Find amusing t-shirts that celebrate the witty side of your grandparent humor appreciator. Comfortable and clever, these tees are great for everyday laughs or special occasions.
"Ok, I have my hearing aids on now: let's hear this mighty roar of yours. . ."
Why Cows Leave Home
"Soon you'll be sucking your thumb AND tying your shoes...they call it multitasking."
'They keep telling us these are the best years of our lives...but THEY seem to be having a pretty good time!'
Shirley Temple...The later years.. - 'Animal crackers in my poop...'
'Dad, can you teach me to swim?' 'Well, I'm not much of a swimmer, but I can teach you to tread water. I do that every day at work.'
'The idea is to go where no man my age has gone before. I want to be the 'John Glenn' of Salsa.'
'What did you do in the great whale war, grandad....'
Bubbie Selfies
'I can't talk now Kevin. I'm under house arrest.'
"Stickers, fairy tattoos, a coloring book ... but no, Mom, I'm not seeing any stretch-mark cream in the goody bag."
Young MacDonald
"My great granddad says fruits and vegetables keep him healthy. He calls them 'fossil fuels.'"

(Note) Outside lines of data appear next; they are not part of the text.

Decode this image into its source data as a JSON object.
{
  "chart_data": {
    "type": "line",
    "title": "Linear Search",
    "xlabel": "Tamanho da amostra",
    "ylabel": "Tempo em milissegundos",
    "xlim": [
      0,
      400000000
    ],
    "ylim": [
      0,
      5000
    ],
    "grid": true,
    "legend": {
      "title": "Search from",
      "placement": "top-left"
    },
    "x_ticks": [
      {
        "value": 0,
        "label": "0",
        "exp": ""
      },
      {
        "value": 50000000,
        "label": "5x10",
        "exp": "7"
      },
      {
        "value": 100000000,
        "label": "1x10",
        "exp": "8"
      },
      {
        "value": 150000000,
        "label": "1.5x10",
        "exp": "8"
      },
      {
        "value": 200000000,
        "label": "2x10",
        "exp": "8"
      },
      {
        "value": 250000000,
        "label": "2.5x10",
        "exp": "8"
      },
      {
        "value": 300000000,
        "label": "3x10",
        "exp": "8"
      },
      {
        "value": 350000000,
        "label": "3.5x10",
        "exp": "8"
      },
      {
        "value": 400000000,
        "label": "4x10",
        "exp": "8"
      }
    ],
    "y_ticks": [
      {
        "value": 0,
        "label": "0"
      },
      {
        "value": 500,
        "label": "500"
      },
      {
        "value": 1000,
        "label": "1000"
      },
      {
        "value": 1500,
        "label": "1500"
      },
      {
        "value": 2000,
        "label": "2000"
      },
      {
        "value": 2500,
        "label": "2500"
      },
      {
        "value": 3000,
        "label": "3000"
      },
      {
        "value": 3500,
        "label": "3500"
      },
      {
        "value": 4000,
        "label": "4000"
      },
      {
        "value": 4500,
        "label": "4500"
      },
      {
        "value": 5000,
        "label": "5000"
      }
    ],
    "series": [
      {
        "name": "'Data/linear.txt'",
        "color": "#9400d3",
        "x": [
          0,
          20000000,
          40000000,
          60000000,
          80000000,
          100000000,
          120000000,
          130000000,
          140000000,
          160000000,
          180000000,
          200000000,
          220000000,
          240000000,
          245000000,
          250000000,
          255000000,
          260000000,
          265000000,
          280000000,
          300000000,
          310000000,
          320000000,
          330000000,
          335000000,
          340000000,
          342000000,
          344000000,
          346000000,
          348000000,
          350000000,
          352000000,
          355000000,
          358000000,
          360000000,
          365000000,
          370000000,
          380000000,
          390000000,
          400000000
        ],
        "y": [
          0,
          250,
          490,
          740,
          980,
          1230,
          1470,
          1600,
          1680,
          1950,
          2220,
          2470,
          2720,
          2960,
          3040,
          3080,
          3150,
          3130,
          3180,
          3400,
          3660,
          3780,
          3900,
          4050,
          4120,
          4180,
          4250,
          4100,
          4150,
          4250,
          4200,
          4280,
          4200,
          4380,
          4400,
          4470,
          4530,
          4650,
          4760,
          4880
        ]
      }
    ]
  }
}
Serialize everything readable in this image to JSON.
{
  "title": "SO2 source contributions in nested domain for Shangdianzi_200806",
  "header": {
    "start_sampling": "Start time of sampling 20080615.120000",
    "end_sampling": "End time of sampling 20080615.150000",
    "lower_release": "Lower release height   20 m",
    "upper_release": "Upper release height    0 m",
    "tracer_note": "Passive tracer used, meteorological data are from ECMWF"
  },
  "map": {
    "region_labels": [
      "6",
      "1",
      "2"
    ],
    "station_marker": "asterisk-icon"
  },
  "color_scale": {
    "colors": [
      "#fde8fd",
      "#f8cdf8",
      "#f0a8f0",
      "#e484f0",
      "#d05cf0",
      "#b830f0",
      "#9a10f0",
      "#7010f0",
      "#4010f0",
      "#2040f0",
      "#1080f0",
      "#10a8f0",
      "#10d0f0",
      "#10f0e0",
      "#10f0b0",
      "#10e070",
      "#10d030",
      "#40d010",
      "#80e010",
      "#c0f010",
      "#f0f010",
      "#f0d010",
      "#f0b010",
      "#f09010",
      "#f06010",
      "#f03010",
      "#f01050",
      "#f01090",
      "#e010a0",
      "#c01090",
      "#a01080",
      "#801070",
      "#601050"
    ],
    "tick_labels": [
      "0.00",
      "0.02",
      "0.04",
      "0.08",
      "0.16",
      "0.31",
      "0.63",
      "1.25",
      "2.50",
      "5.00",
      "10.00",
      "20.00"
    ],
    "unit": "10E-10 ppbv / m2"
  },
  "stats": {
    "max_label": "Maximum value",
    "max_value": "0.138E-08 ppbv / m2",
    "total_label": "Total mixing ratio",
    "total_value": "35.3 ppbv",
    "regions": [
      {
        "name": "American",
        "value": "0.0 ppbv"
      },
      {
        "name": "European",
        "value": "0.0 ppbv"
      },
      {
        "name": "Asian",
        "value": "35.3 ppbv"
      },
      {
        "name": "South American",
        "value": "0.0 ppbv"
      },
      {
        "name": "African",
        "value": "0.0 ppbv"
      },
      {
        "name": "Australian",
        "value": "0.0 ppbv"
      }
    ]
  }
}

'Ms. Trent, would you go down to the third grade and get one of the computer techs?'
"People keep telling me that it takes more facial muscles to frown than it does to smile... I tell them that I am working out."
"Grandpa, tell us again about the old days when people voted for somebody instead of against somebody."
I'm almost full grown, you've got to stop treating me like a kid!
'Get a job!? Dude, your daughter and I are working fulltime trying to get you a grandchild!'
"He made me promise I'd never mistreat you. Then he made me sit and listen to three house of dad rock."
"I take my babysitting job very seriously."
"Wow! Gramps was REALLY happy to get all those neckties for Father's Day!"
'Child resistant cap'
"Since Ronnie retired, I like to keep him busy with plenty of activities."
'Grandma, show me the chicken's nuggets!'
"Go ahead. Ask Grandpa to tell you the story about why we don't play with matches."
I need to take the day off. Family tragedy. What happened? An errant parachutist crash-landed. My grandmother knocked down. Then attacked by clowns. No one ever buys sick day anymore.
"Careful with that corn. It's a gateway food to other vegetables."
"His parents think the way to school is too dangerous."
'Moonbeam just had a hippie replacement.'
"Dad's got an imaginary friend too, he's called Techincal support"
That's what I call value.
'The stylist got our instructions mixed up.'
'Why can't my mother be more like my grandmother?'
'Watching Chet compete with our great grandson to see who can go longest without having to have his diaper changed. What are you doing?'
"Grandpa fatty died a heroic death - he bit through the main power cable in the slaughterhouse."
Explore our collection of funny mugs perfect for the grandparent humor appreciator. Find one that brings a smile every morning.
Discover humorous pillows that add personality and comfort to any space—ideal for the grandparent humor appreciator’s cozy corner.
Browse our amusing prints to brighten up their home or office and showcase their playful personality.